La science derrière la douleur musculaire

Des milliers d’athlètes et d’entraîneurs d’élite peuvent-ils se tromper lorsqu’ils dépensent des milliers de dollars pour des employés massothérapeutes et les emmènent à travers le pays lors de courses cyclistes, ou qu’ils offrent un espace précieux dans les tentes médicales aux Jeux olympiques, ou qu’ils permettent à une femme massothérapeute d’avoir un siège sans précédent sur le banc de l’abri des Padres de San Diego ? Le massage fonctionne. Mais à mesure que la technologie et la science progressent, les théories sur les raisons de son fonctionnement évoluent.

La recherche de la cause des douleurs et de la fatigue musculaires a commencé il y a plus d’un siècle. À la fin du 19e siècle, les chimistes de la fermentation ont réalisé que le jus laissé à fermenter sans oxygène adéquat donnait des produits acides. Au début du XXe siècle, lorsque des physiologistes ont stimulé des muscles isolés de grenouilles pour qu’ils se contractent jusqu’à épuisement, ils ont constaté que les tissus avaient accumulé de grandes quantités d’acide lactique. Depuis, l’idée que l’accumulation d’acide lactique provoque la fatigue musculaire a persisté.

Plus récemment, le paradigme de l’acide lactique a changé. Il est entendu que l’acide lactique est plus qu’un simple déchet de l’exercice. Les muscles fabriquent des cellules de carburant pour l’acide lactique, non seulement dans le muscle qui a produit le lactate, mais aussi comme source d’énergie pouvant être envoyée aux cellules musculaires adjacentes. On a également constaté que l’acide lactique alimente les fibres du cœur et les cellules du cerveau. Le foie préfère utiliser l’acide lactique pour fabriquer du glucose pour le sang lorsque l’exercice est prolongé. La production d’acide lactique est stimulée, en partie, par l’adrénaline en circulation. La combinaison de l’adrénaline et de l’acide lactique aide à protéger contre le déséquilibre électrolytique à travers les membranes musculaires causé par la perte de potassium.

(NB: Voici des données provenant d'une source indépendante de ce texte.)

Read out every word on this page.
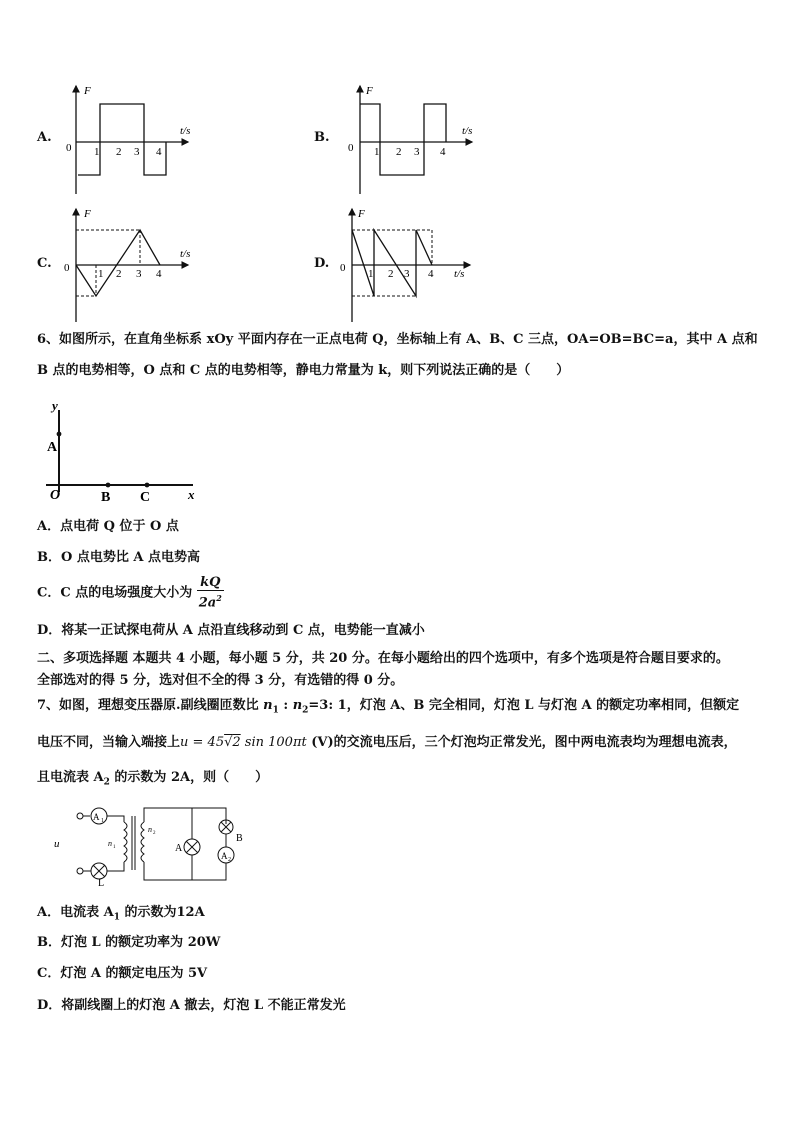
A.
F
t/s
0 1 2 3 4
B.
F
t/s
0 1 2 3 4
C.
F
t/s
0	1 2 3 4
D.
F
t/s
0 1 2 3 4
6、如图所示，在直角坐标系 xOy 平面内存在一正点电荷 Q，坐标轴上有 A、B、C 三点，OA=OB=BC=a，其中 A 点和
B 点的电势相等，O 点和 C 点的电势相等，静电力常量为 k，则下列说法正确的是（　　）
y
x
O
A
B C
A．点电荷 Q 位于 O 点
B．O 点电势比 A 点电势高
C．C 点的电场强度大小为 $\frac{kQ}{2a^2}$
D．将某一正试探电荷从 A 点沿直线移动到 C 点，电势能一直减小
二、多项选择题 本题共 4 小题，每小题 5 分，共 20 分。在每小题给出的四个选项中，有多个选项是符合题目要求的。
全部选对的得 5 分，选对但不全的得 3 分，有选错的得 0 分。
7、如图，理想变压器原.副线圈匝数比 $n_1$ : $n_2=3$: 1，灯泡 A、B 完全相同，灯泡 L 与灯泡 A 的额定功率相同，但额定
电压不同，当输入端接上u = 45√2 sin 100πt (V)的交流电压后，三个灯泡均正常发光，图中两电流表均为理想电流表，
且电流表 $A_2$ 的示数为 2A，则（　　）
u
A 1
L
n 1
n 2
A
B
A 2
A．电流表 $A_1$ 的示数为12A
B．灯泡 L 的额定功率为 20W
C．灯泡 A 的额定电压为 5V
D．将副线圈上的灯泡 A 撤去，灯泡 L 不能正常发光
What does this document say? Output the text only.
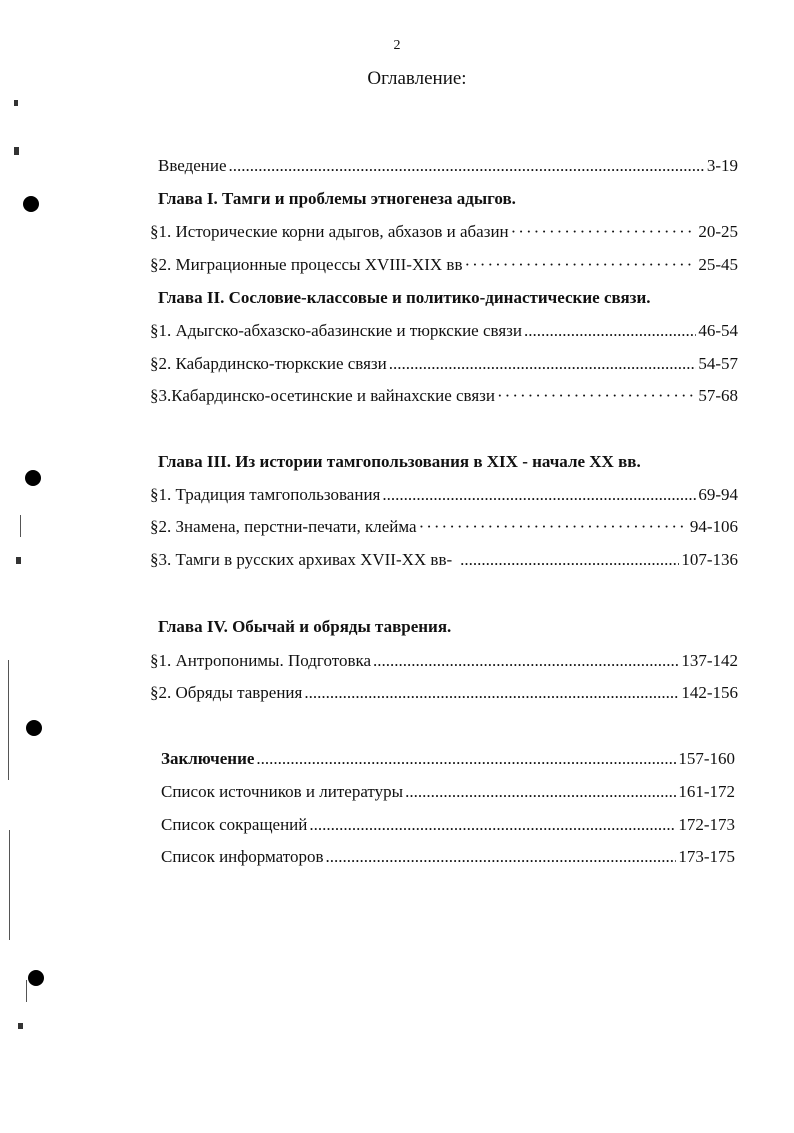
2
Оглавление:
Введение .....	3-19
Глава I. Тамги и проблемы этногенеза адыгов.
§1. Исторические корни адыгов, абхазов и абазин ·····	20-25
§2. Миграционные процессы XVIII-XIX вв ·····	25-45
Глава II. Сословие-классовые и политико-династические связи.
§1. Адыгско-абхазско-абазинские и тюркские связи .....	46-54
§2. Кабардинско-тюркские связи .....	54-57
§3.Кабардинско-осетинские и вайнахские связи ·····	57-68
Глава III. Из истории тамгопользования в XIX - начале XX вв.
§1. Традиция тамгопользования .....	69-94
§2. Знамена, перстни-печати, клейма ·····	94-106
§3. Тамги в русских архивах XVII-XX вв- .....	107-136
Глава IV. Обычай и обряды таврения.
§1. Антропонимы. Подготовка .....	137-142
§2. Обряды таврения .....	142-156
Заключение .....	157-160
Список источников и литературы .....	161-172
Список сокращений .....	172-173
Список информаторов .....	173-175
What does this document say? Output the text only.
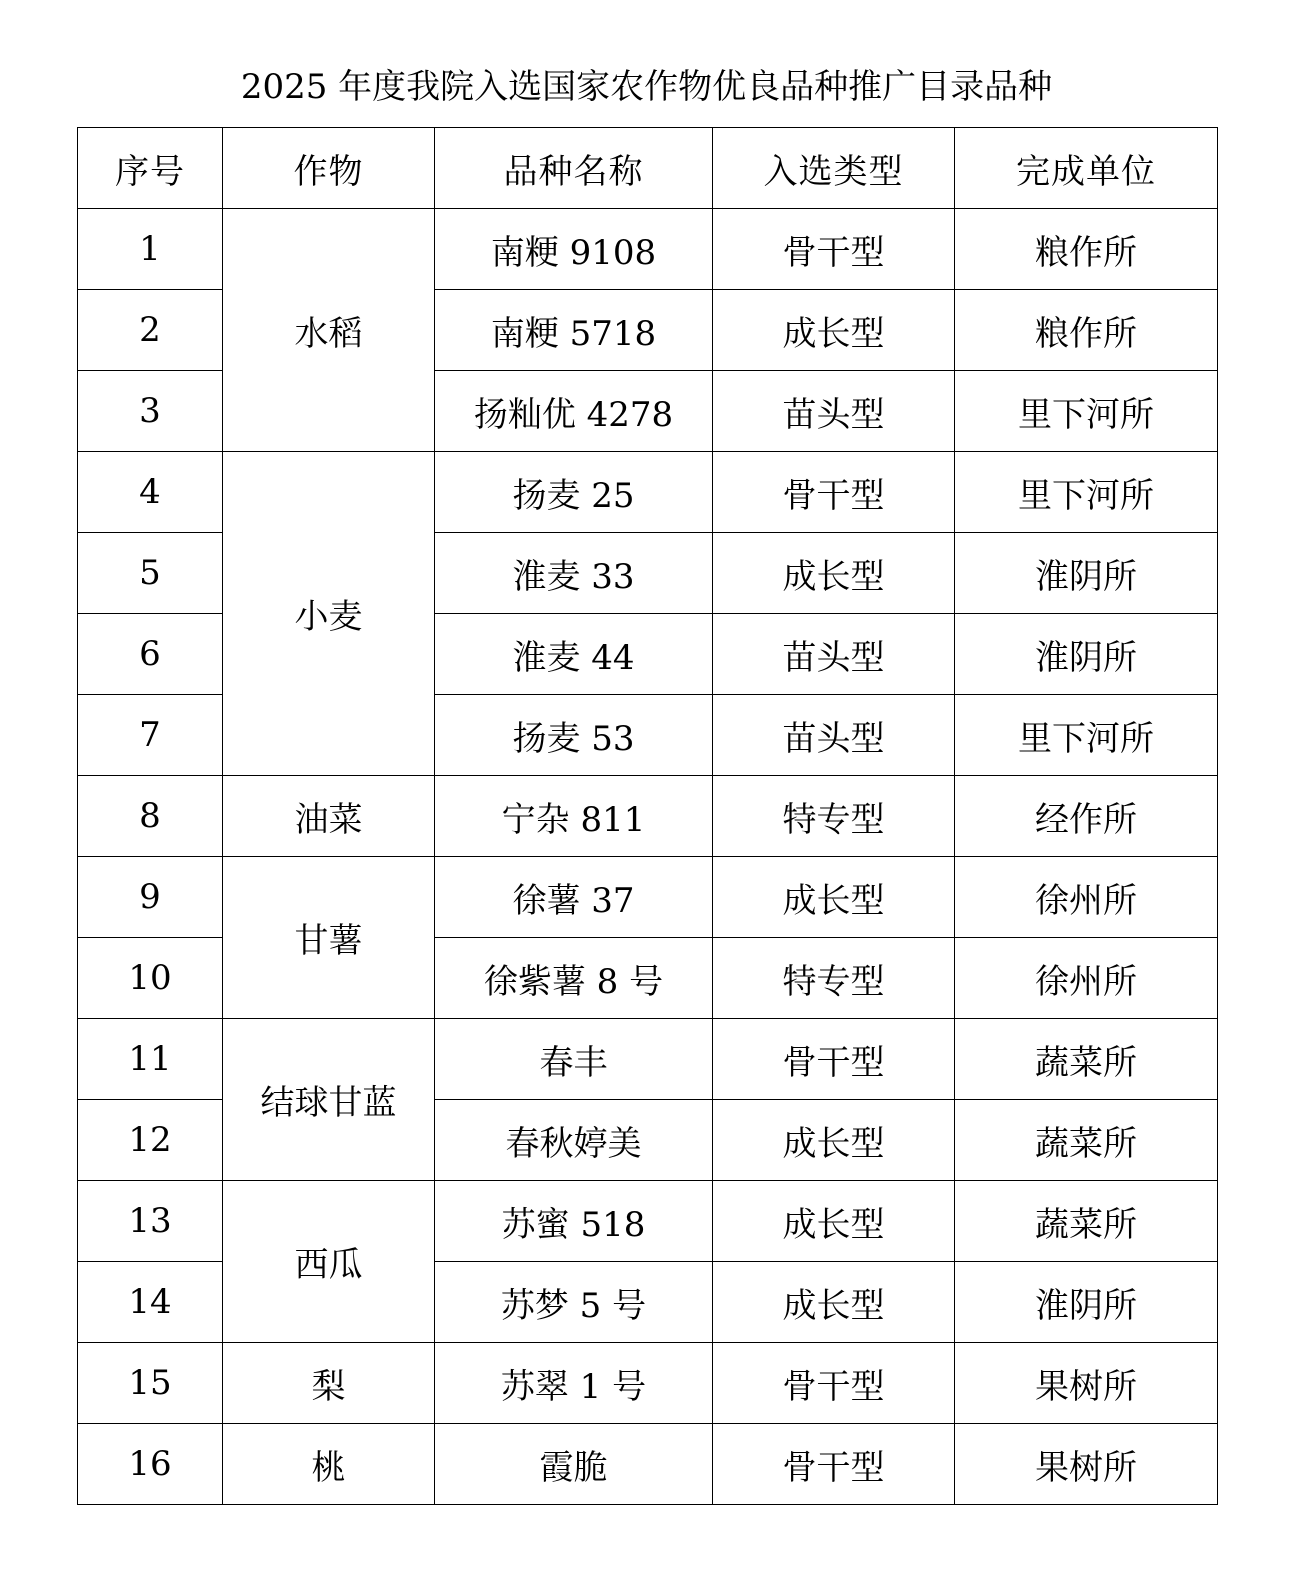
2025 年度我院入选国家农作物优良品种推广目录品种
序号	作物	品种名称	入选类型	完成单位
1	水稻	南粳 9108	骨干型	粮作所
2		南粳 5718	成长型	粮作所
3		扬籼优 4278	苗头型	里下河所
4	小麦	扬麦 25	骨干型	里下河所
5		淮麦 33	成长型	淮阴所
6		淮麦 44	苗头型	淮阴所
7		扬麦 53	苗头型	里下河所
8	油菜	宁杂 811	特专型	经作所
9	甘薯	徐薯 37	成长型	徐州所
10		徐紫薯 8 号	特专型	徐州所
11	结球甘蓝	春丰	骨干型	蔬菜所
12		春秋婷美	成长型	蔬菜所
13	西瓜	苏蜜 518	成长型	蔬菜所
14		苏梦 5 号	成长型	淮阴所
15	梨	苏翠 1 号	骨干型	果树所
16	桃	霞脆	骨干型	果树所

L’acide lactique n’est pas simplement le résultat final de l’accumulation de muscles privés d’oxygène et de la production de fatigue musculaire et de courbatures. Il s’agit plutôt d’un intermédiaire important dans de nombreux processus et voies métaboliques au sein des cellules et entre elles. C’est un acteur central du métabolisme cellulaire, régional et du corps entier. L’acide lactique est un contributeur clé d’énergie, soutenant presque toutes les fonctions métaboliques de l’organisme.

Maintenant que nous comprenons que l’acide lactique n’est pas un déchet à expulser des muscles, quelle est la cause des courbatures et de la fatigue musculaire et quel est le rôle du massage pour atténuer les symptômes post-exercice ?
Nous savons :

    • L’entraînement aide à brûler l’acide lactique plus efficacement en développant les mitochondries dans les cellules musculaires.
    • L’exercice intense, en particulier l’entraînement par intervalles, génère de grandes charges de lactate, et le corps s’adapte en développant les mitochondries pour éliminer rapidement l’acide lactique.
    • La douleur ou la courbature se manifeste souvent 24 à 72 heures après un exercice de contraction excentrique ou un effort accompagné de niveaux d’entraînement inaccoutumés – on pensait autrefois qu’elle était causée par l’accumulation d’acide lactique, mais elle est maintenant attribuée à l’inflammation et aux microdéchirures – fibres musculaires, fascia et nocicepteurs.
    • Le massage réduit les courbatures et les gonflements chez les athlètes après l’exercice, et réduit significativement la douleur chez les personnes souffrant de DOMS, jusqu’à 25-50 %.